What are advisory fuel rates and how do they work?
All you need to know about advisory fuel rates, and how to use them to claim for fuel on your company car...

Advisory Fuel Rates (AFRs) are the Government's recommended rates for reimbursing employees' fuel costs while driving a company car on business. They can also be used if employees need to repay the cost of fuel used for private travel.
The previous set of AFRs were published in March 2022, and this latest significant update has been forced upon HMRC by the record-high prices that drivers are being forced to pay at the pumps.
How much can I claim?
It's not as simple as totting up your fuel receipts for the month. Most tankfuls of fuel will include some private mileage as well as business travel, so to make sure drivers only claim a fair amount, HMRC publishes advisory fuel rates.
The amount varies depending on the car's fuel type and engine capacity. Here's how much you can claim:
Engine size | Petrol - rate per mile | LPG - rate per mile |
1400cc or less | 14 pence | 9 pence |
1401cc to 2000cc | 17 pence | 11 pence |
Over 2000cc | 25 pence | 16 pence |
Engine size | Diesel - rate per mile |
1600cc or less | 13 pence |
1601cc to 2000cc | 16 pence |
Over 2000cc | 19 pence |
If you run a hybrid or plug-in hybrid car as your company vehicle, HMRC regards it as either petrol or diesel where AFRs are concerned.
If you run an electric company car, the rate of 5ppm is unchanged from March.
It’s fair to expect rates to change again on September 1 when they are reviewed again. These current AFRs use an estimated price of 165.1p per litre for unleaded and 179.9p per litre for diesel, and as everyone is painfully aware, the price at the pumps is already quite a bit more than that.
Why are these figures advisory?
Your employer isn't obliged to pay travel expenses at these rates. If your bosses can show that a car is more fuel-efficient than the Government rates assume, it can choose to pay you less. This could be the case if you run a very efficient hybrid on business, because the Government doesn't publish separate rates for hybrid vehicles, even if they can travel on electric power alone for some trips.

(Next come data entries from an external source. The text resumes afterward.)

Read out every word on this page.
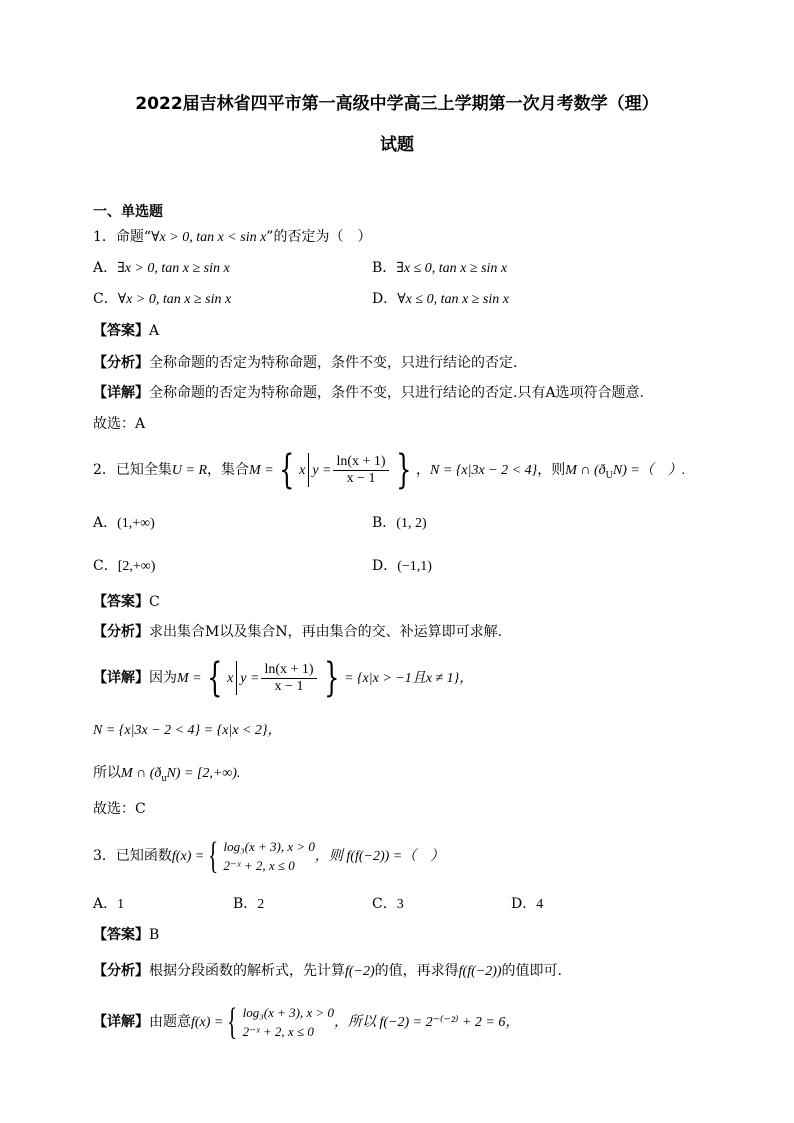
2022届吉林省四平市第一高级中学高三上学期第一次月考数学（理）
试题
一、单选题
1．命题“∀x > 0, tan x < sin x”的否定为（　）
A．∃x > 0, tan x ≥ sin x	B．∃x ≤ 0, tan x ≥ sin x
C．∀x > 0, tan x ≥ sin x	D．∀x ≤ 0, tan x ≥ sin x
【答案】A
【分析】全称命题的否定为特称命题，条件不变，只进行结论的否定.
【详解】全称命题的否定为特称命题，条件不变，只进行结论的否定.只有A选项符合题意.
故选：A
2．已知全集U = R，集合M = { x $y = \frac{\ln(x + 1)}{x - 1}$ } ，N = {x|3x − 2 < 4}，则M ∩ $(ð_UN)$ =（　）.
A．(1,+∞)	B．(1, 2)
C．[2,+∞)	D．(−1,1)
【答案】C
【分析】求出集合M以及集合N，再由集合的交、补运算即可求解.
【详解】因为M = { x $y = \frac{\ln(x + 1)}{x - 1}$ } = {x|x > −1且x ≠ 1}，
N = {x|3x − 2 < 4} = {x|x < 2}，
所以M ∩ $(ð_uN) = [2,+\infty)$.
故选：C
3．已知函数f(x) = { log₃(x + 3), x > 0
2⁻ˣ + 2, x ≤ 0
，则 f(f(−2)) =（　）
A．1	B．2	C．3	D．4
【答案】B
【分析】根据分段函数的解析式，先计算f(−2)的值，再求得f(f(−2))的值即可.
【详解】由题意f(x) = { log₃(x + 3), x > 0
2⁻ˣ + 2, x ≤ 0
，所以 f(−2) = 2⁻⁽⁻²⁾ + 2 = 6，
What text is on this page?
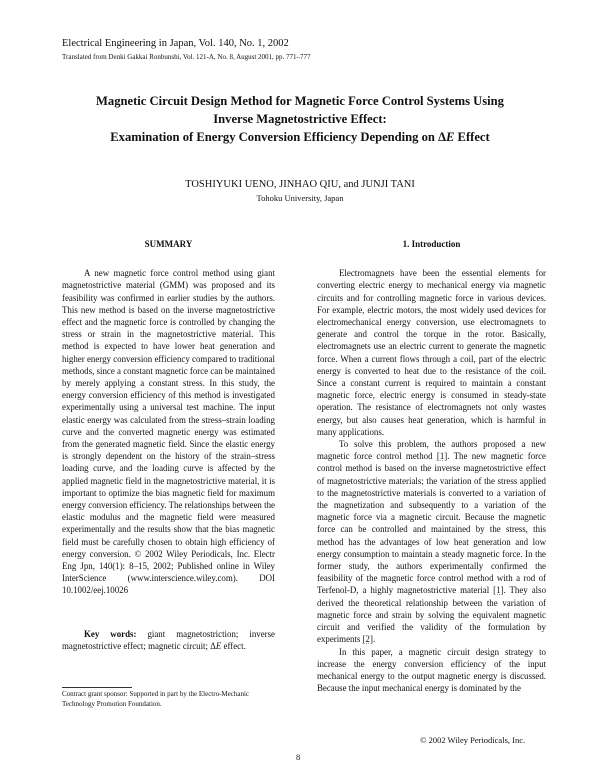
Electrical Engineering in Japan, Vol. 140, No. 1, 2002
Translated from Denki Gakkai Ronbunshi, Vol. 121-A, No. 8, August 2001, pp. 771–777
Magnetic Circuit Design Method for Magnetic Force Control Systems Using
Inverse Magnetostrictive Effect:
Examination of Energy Conversion Efficiency Depending on ΔE Effect
TOSHIYUKI UENO, JINHAO QIU, and JUNJI TANI
Tohoku University, Japan
SUMMARY

A new magnetic force control method using giant magnetostrictive material (GMM) was proposed and its feasibility was confirmed in earlier studies by the authors. This new method is based on the inverse magnetostrictive effect and the magnetic force is controlled by changing the stress or strain in the magnetostrictive material. This method is expected to have lower heat generation and higher energy conversion efficiency compared to traditional methods, since a constant magnetic force can be maintained by merely applying a constant stress. In this study, the energy conversion efficiency of this method is investigated experimentally using a universal test machine. The input elastic energy was calculated from the stress–strain loading curve and the converted magnetic energy was estimated from the generated magnetic field. Since the elastic energy is strongly dependent on the history of the strain–stress loading curve, and the loading curve is affected by the applied magnetic field in the magnetostrictive material, it is important to optimize the bias magnetic field for maximum energy conversion efficiency. The relationships between the elastic modulus and the magnetic field were measured experimentally and the results show that the bias magnetic field must be carefully chosen to obtain high efficiency of energy conversion. © 2002 Wiley Periodicals, Inc. Electr Eng Jpn, 140(1): 8–15, 2002; Published online in Wiley InterScience (www.interscience.wiley.com). DOI 10.1002/eej.10026

Key words: giant magnetostriction; inverse magnetostrictive effect; magnetic circuit; ΔE effect.

Contract grant sponsor: Supported in part by the Electro-Mechanic Technology Promotion Foundation.
1. Introduction

Electromagnets have been the essential elements for converting electric energy to mechanical energy via magnetic circuits and for controlling magnetic force in various devices. For example, electric motors, the most widely used devices for electromechanical energy conversion, use electromagnets to generate and control the torque in the rotor. Basically, electromagnets use an electric current to generate the magnetic force. When a current flows through a coil, part of the electric energy is converted to heat due to the resistance of the coil. Since a constant current is required to maintain a constant magnetic force, electric energy is consumed in steady-state operation. The resistance of electromagnets not only wastes energy, but also causes heat generation, which is harmful in many applications.

To solve this problem, the authors proposed a new magnetic force control method [1]. The new magnetic force control method is based on the inverse magnetostrictive effect of magnetostrictive materials; the variation of the stress applied to the magnetostrictive materials is converted to a variation of the magnetization and subsequently to a variation of the magnetic force via a magnetic circuit. Because the magnetic force can be controlled and maintained by the stress, this method has the advantages of low heat generation and low energy consumption to maintain a steady magnetic force. In the former study, the authors experimentally confirmed the feasibility of the magnetic force control method with a rod of Terfenol-D, a highly magnetostrictive material [1]. They also derived the theoretical relationship between the variation of magnetic force and strain by solving the equivalent magnetic circuit and verified the validity of the formulation by experiments [2].

In this paper, a magnetic circuit design strategy to increase the energy conversion efficiency of the input mechanical energy to the output magnetic energy is discussed. Because the input mechanical energy is dominated by the

© 2002 Wiley Periodicals, Inc.
8
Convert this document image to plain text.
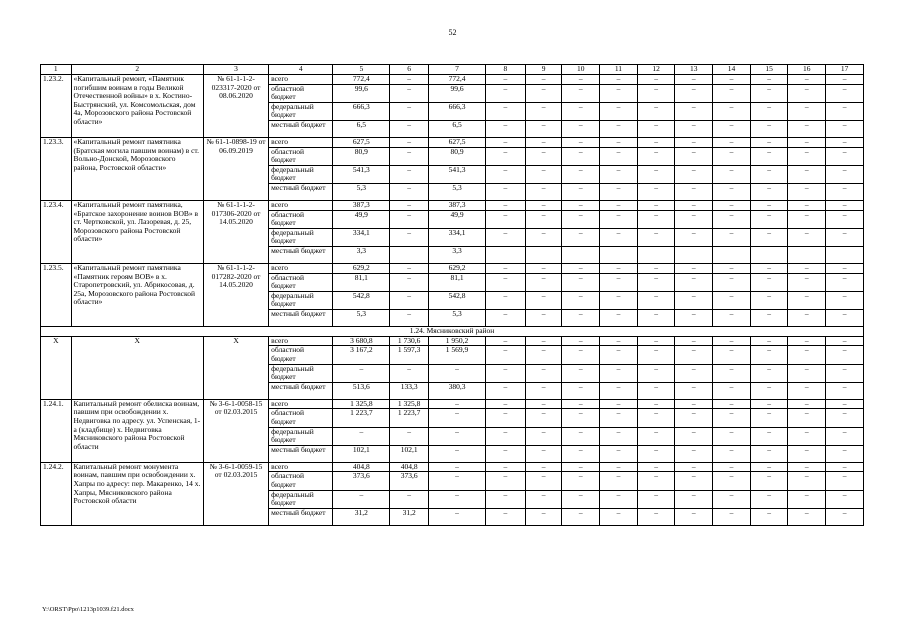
52
1	2	3	4	5	6	7	8	9	10	11	12	13	14	15	16	17
1.23.2.	«Капитальный ремонт, «Памятник погибшим воинам в годы Великой Отечественной войны» в х. Костино-Быстрянский, ул. Комсомольская, дом 4а, Морозовского района Ростовской области»	№ 61-1-1-2-023317-2020 от 08.06.2020	всего	772,4	–	772,4	–	–	–	–	–	–	–	–	–	–
			областной бюджет	99,6	–	99,6	–	–	–	–	–	–	–	–	–	–
			федеральный бюджет	666,3	–	666,3	–	–	–	–	–	–	–	–	–	–
			местный бюджет	6,5	–	6,5	–	–	–	–	–	–	–	–	–	–
1.23.3.	«Капитальный ремонт памятника (Братская могила павшим воинам) в ст. Вольно-Донской, Морозовского района, Ростовской области»	№ 61-1-0898-19 от 06.09.2019	всего	627,5	–	627,5	–	–	–	–	–	–	–	–	–	–
			областной бюджет	80,9	–	80,9	–	–	–	–	–	–	–	–	–	–
			федеральный бюджет	541,3	–	541,3	–	–	–	–	–	–	–	–	–	–
			местный бюджет	5,3	–	5,3	–	–	–	–	–	–	–	–	–	–
1.23.4.	«Капитальный ремонт памятника, «Братское захоронение воинов ВОВ» в ст. Чертковской, ул. Лазоревая, д. 25, Морозовского района Ростовской области»	№ 61-1-1-2-017306-2020 от 14.05.2020	всего	387,3	–	387,3	–	–	–	–	–	–	–	–	–	–
			областной бюджет	49,9	–	49,9	–	–	–	–	–	–	–	–	–	–
			федеральный бюджет	334,1	–	334,1	–	–	–	–	–	–	–	–	–	–
			местный бюджет	3,3		3,3										
1.23.5.	«Капитальный ремонт памятника «Памятник героям ВОВ» в х. Старопетровский, ул. Абрикосовая, д. 25а, Морозовского района Ростовской области»	№ 61-1-1-2-017282-2020 от 14.05.2020	всего	629,2	–	629,2	–	–	–	–	–	–	–	–	–	–
			областной бюджет	81,1	–	81,1	–	–	–	–	–	–	–	–	–	–
			федеральный бюджет	542,8	–	542,8	–	–	–	–	–	–	–	–	–	–
			местный бюджет	5,3	–	5,3	–	–	–	–	–	–	–	–	–	–
1.24. Мясниковский район																
X	X	X	всего	3 680,8	1 730,6	1 950,2	–	–	–	–	–	–	–	–	–	–
			областной бюджет	3 167,2	1 597,3	1 569,9	–	–	–	–	–	–	–	–	–	–
			федеральный бюджет	–	–	–	–	–	–	–	–	–	–	–	–	–
			местный бюджет	513,6	133,3	380,3	–	–	–	–	–	–	–	–	–	–
1.24.1.	Капитальный ремонт обелиска воинам, павшим при освобождении х. Недвиговка по адресу. ул. Успенская, 1-а (кладбище) х. Недвиговка Мясниковского района Ростовской области	№ 3-6-1-0058-15 от 02.03.2015	всего	1 325,8	1 325,8	–	–	–	–	–	–	–	–	–	–	–
			областной бюджет	1 223,7	1 223,7	–	–	–	–	–	–	–	–	–	–	–
			федеральный бюджет	–	–	–	–	–	–	–	–	–	–	–	–	–
			местный бюджет	102,1	102,1	–	–	–	–	–	–	–	–	–	–	–
1.24.2.	Капитальный ремонт монумента воинам, павшим при освобождении х. Хапры по адресу: пер. Макаренко, 14 х. Хапры, Мясниковского района Ростовской области	№ 3-6-1-0059-15 от 02.03.2015	всего	404,8	404,8	–	–	–	–	–	–	–	–	–	–	–
			областной бюджет	373,6	373,6	–	–	–	–	–	–	–	–	–	–	–
			федеральный бюджет	–	–	–	–	–	–	–	–	–	–	–	–	–
			местный бюджет	31,2	31,2	–	–	–	–	–	–	–	–	–	–	–
Y:\ORST\Ppo\1213p1039.f21.docx
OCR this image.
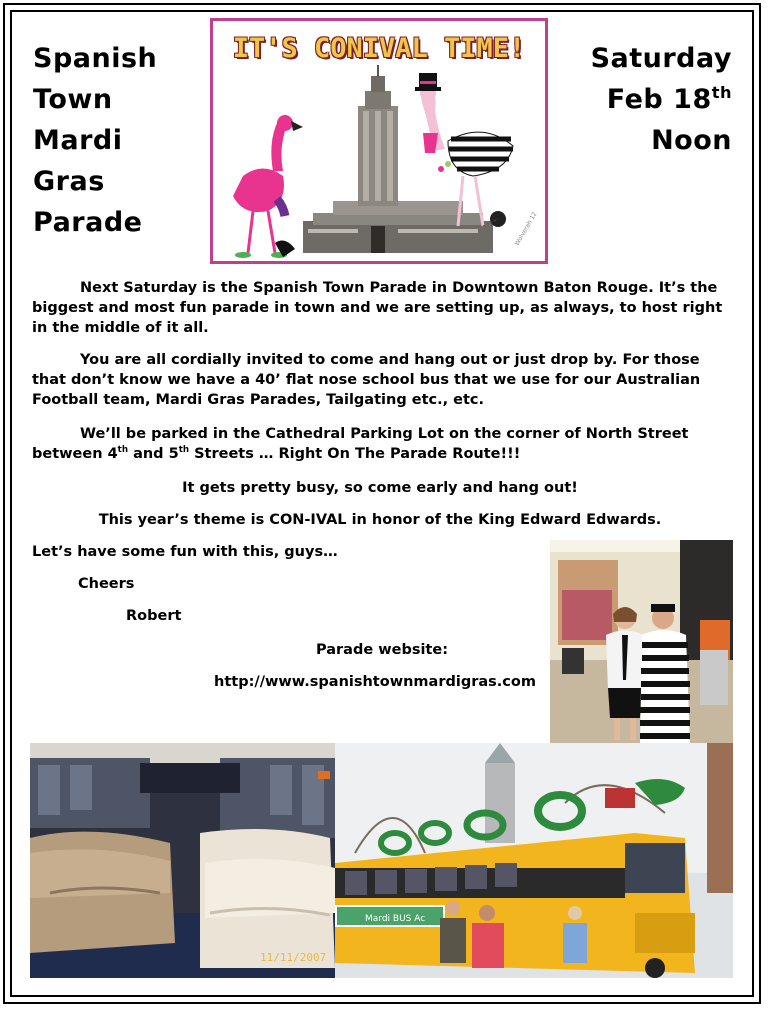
Spanish
Town
Mardi
Gras
Parade
Saturday
Feb 18th
Noon
IT'S CONIVAL TIME!
Wolverah 12

Next Saturday is the Spanish Town Parade in Downtown Baton Rouge. It’s the biggest and most fun parade in town and we are setting up, as always, to host right in the middle of it all.

You are all cordially invited to come and hang out or just drop by. For those that don’t know we have a 40’ flat nose school bus that we use for our Australian Football team, Mardi Gras Parades, Tailgating etc., etc.

We’ll be parked in the Cathedral Parking Lot on the corner of North Street between 4th and 5th Streets … Right On The Parade Route!!!

It gets pretty busy, so come early and hang out!

This year’s theme is CON-IVAL in honor of the King Edward Edwards.

Let’s have some fun with this, guys…

Cheers
Robert
Parade website:
http://www.spanishtownmardigras.com
11/11/2007
Mardi BUS Ac
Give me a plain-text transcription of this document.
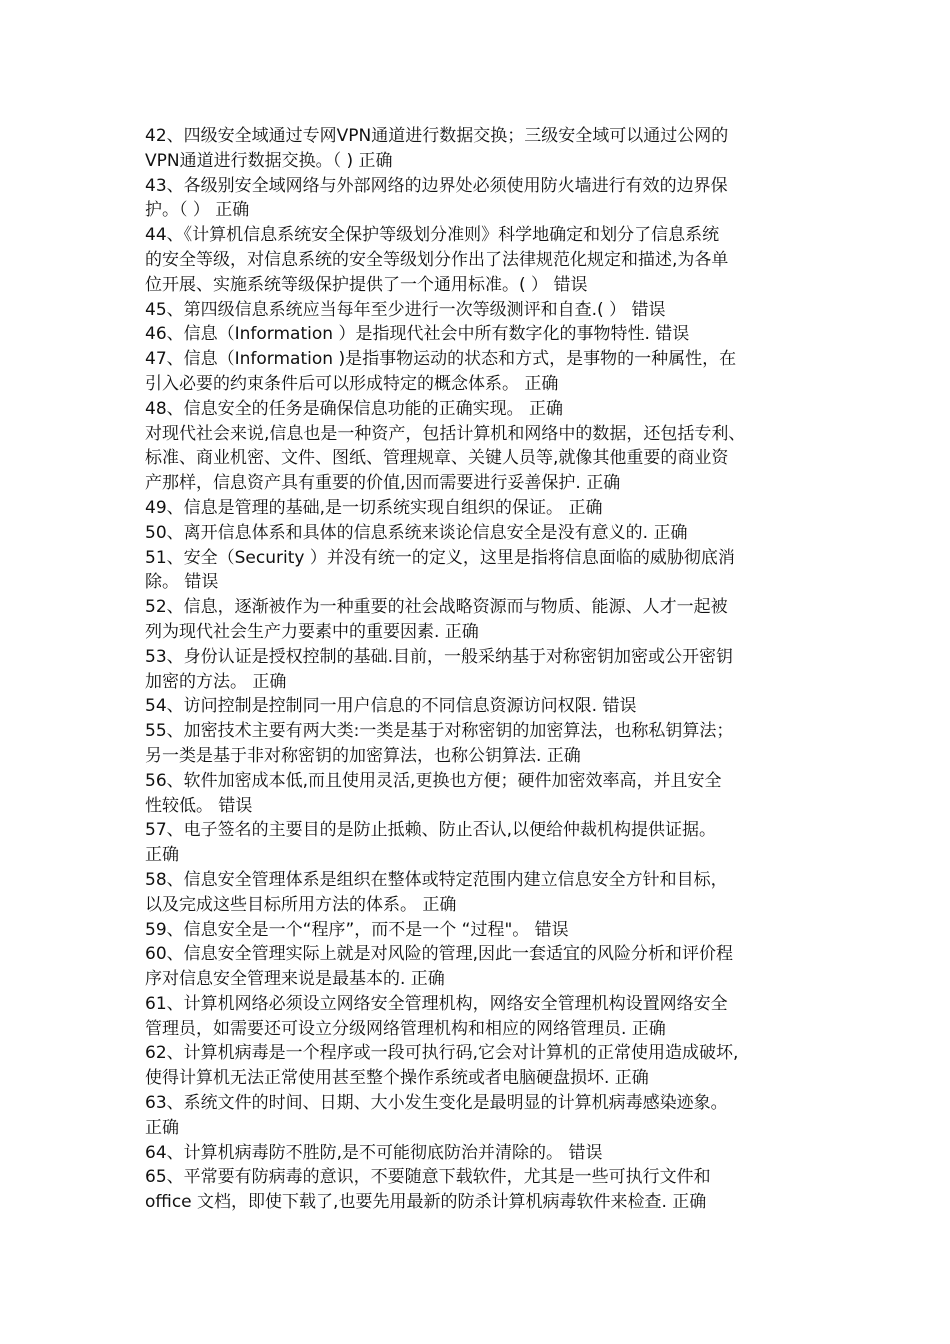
42、四级安全域通过专网VPN通道进行数据交换；三级安全域可以通过公网的
VPN通道进行数据交换。（ ) 正确
43、各级别安全域网络与外部网络的边界处必须使用防火墙进行有效的边界保
护。（ ） 正确
44、《计算机信息系统安全保护等级划分准则》科学地确定和划分了信息系统
的安全等级，对信息系统的安全等级划分作出了法律规范化规定和描述,为各单
位开展、实施系统等级保护提供了一个通用标准。( ） 错误
45、第四级信息系统应当每年至少进行一次等级测评和自查.( ） 错误
46、信息（Information ）是指现代社会中所有数字化的事物特性. 错误
47、信息（Information )是指事物运动的状态和方式，是事物的一种属性，在
引入必要的约束条件后可以形成特定的概念体系。 正确
48、信息安全的任务是确保信息功能的正确实现。 正确
对现代社会来说,信息也是一种资产，包括计算机和网络中的数据，还包括专利、
标准、商业机密、文件、图纸、管理规章、关键人员等,就像其他重要的商业资
产那样，信息资产具有重要的价值,因而需要进行妥善保护. 正确
49、信息是管理的基础,是一切系统实现自组织的保证。 正确
50、离开信息体系和具体的信息系统来谈论信息安全是没有意义的. 正确
51、安全（Security ）并没有统一的定义，这里是指将信息面临的威胁彻底消
除。 错误
52、信息，逐渐被作为一种重要的社会战略资源而与物质、能源、人才一起被
列为现代社会生产力要素中的重要因素. 正确
53、身份认证是授权控制的基础.目前，一般采纳基于对称密钥加密或公开密钥
加密的方法。 正确
54、访问控制是控制同一用户信息的不同信息资源访问权限. 错误
55、加密技术主要有两大类:一类是基于对称密钥的加密算法，也称私钥算法；
另一类是基于非对称密钥的加密算法，也称公钥算法. 正确
56、软件加密成本低,而且使用灵活,更换也方便；硬件加密效率高，并且安全
性较低。 错误
57、电子签名的主要目的是防止抵赖、防止否认,以便给仲裁机构提供证据。
正确
58、信息安全管理体系是组织在整体或特定范围内建立信息安全方针和目标，
以及完成这些目标所用方法的体系。 正确
59、信息安全是一个“程序”，而不是一个 “过程"。 错误
60、信息安全管理实际上就是对风险的管理,因此一套适宜的风险分析和评价程
序对信息安全管理来说是最基本的. 正确
61、计算机网络必须设立网络安全管理机构，网络安全管理机构设置网络安全
管理员，如需要还可设立分级网络管理机构和相应的网络管理员. 正确
62、计算机病毒是一个程序或一段可执行码,它会对计算机的正常使用造成破坏,
使得计算机无法正常使用甚至整个操作系统或者电脑硬盘损坏. 正确
63、系统文件的时间、日期、大小发生变化是最明显的计算机病毒感染迹象。
正确
64、计算机病毒防不胜防,是不可能彻底防治并清除的。 错误
65、平常要有防病毒的意识，不要随意下载软件，尤其是一些可执行文件和
office 文档，即使下载了,也要先用最新的防杀计算机病毒软件来检查. 正确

Equally, your company could decide to pay more if it can demonstrate to HMRC that the true cost per mile is higher than the advisory rate.
In practice, paying the advisory rate keeps things simple for your employer. Paying above these rates could lead to a business having to pay Class 1A National Insurance, with the excess payment being treated as taxable profit.
How are the rates calculated?
The rates are reviewed in March, June, September and December each year. The numbers are crunched using the official average economy figures of new cars supplied to businesses, and the latest petrol and diesel prices taken from the Department for Business, Energy and Industrial Strategy. The average price of LPG is taken from the AA website, and the mpg using LPG is assumed to be 20% lower than for petrol because of LPG's lower energy density.
Once HMRC has calculated the average cost of fuel per mile for the different kinds of engine and engine sizes, these are rounded up or down to the nearest whole pence to set the rate.

What if I need to repay the cost of fuel used for private journeys?
HMRC assumes that the fuel cost per mile on a private journey will be the same as for a business trip. So the same rates apply if you need to repay the cost of fuel your employer has paid for that was used for private mileage.
Your employer could choose to pay for all your fuel, including that used for personal journeys. But this is a whole different topic.
What if I use my own car on a business trip?
In that case, different rates apply. These approved mileage rates are higher than those that company car drivers can claim, because they reflect other running costs as well as fuel.